논문 해외 국제일반학술지 Multi-output Convolutional Neural Network Based Distance and Velocity Estimation Technique for Orthogonal Frequency Division Multiplexing Radar Systems

  • 학술지 구분 국제일반학술지
  • 게재년월 2022-01
  • 저자명 정의림공동(교신),최재웅
  • 학술지명 Webology
  • 발행처명 Webology center
  • 발행국가 해외
  • 논문언어 외국어
  • 전체저자수 2

논문 초록 (Abstract)

The objective of this work is to propose a new method of estimating velocity and distance based on multi-output convolutional neural network (CNN) for orthogonal frequency division multiplexing (OFDM) radars. The two-dimensional (2D) periodogram is extracted from the received reflected waveforms through radar signal processing of received OFDM symbols.
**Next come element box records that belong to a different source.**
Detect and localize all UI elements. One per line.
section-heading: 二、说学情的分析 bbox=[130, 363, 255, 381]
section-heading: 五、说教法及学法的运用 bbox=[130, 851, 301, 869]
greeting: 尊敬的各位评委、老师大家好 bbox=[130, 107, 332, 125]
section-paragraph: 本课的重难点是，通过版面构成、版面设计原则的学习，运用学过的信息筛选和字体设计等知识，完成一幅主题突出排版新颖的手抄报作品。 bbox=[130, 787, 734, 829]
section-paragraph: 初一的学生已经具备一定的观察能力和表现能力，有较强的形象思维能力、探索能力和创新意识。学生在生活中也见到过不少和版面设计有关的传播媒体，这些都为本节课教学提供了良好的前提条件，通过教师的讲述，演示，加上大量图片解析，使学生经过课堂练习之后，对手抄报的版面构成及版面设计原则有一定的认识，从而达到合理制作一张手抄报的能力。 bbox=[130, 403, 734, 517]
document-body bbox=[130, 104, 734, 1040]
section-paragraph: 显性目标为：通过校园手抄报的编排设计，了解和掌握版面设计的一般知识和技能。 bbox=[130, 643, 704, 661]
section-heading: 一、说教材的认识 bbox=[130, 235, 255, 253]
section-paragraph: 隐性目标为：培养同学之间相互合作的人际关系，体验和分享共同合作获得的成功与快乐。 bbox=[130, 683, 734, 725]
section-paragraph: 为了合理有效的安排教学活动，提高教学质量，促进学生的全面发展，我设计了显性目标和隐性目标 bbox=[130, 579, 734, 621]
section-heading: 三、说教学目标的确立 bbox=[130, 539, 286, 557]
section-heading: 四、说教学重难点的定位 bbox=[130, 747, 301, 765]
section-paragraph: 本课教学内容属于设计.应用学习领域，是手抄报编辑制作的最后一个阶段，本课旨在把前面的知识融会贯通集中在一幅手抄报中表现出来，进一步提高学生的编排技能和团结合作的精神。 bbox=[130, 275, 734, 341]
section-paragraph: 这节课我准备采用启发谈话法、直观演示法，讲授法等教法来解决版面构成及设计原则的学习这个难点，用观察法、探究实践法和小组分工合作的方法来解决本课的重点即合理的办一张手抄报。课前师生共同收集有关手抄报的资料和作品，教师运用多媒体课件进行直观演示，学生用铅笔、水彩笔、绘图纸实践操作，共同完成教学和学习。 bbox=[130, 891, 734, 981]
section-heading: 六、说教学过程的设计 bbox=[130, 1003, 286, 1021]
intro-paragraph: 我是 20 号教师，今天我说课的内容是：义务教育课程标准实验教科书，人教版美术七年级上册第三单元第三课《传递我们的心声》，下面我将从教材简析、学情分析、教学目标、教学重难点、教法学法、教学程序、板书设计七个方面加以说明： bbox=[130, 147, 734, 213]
Conventionally, constant false alarm rate (CFAR) algorithm is used to estimate distance and velocity of targets. In contrast, this paper proposes a novel deep-learning based approach for the estimation of the targets in OFDM radar systems. The proposed multi-output CNN-based target detector estimates the distance and velocity of the target simultaneously. The proposed technique is verified through computer simulation. The results show that the proposed multi-output CNN-based method demonstrates more accurate distance and speed estimates than the conventional CFAR. Specifically, the distance and speed estimates of the proposed method are 9.8 and 12.3 times accurate, respectively, than those of the conventional CFAR.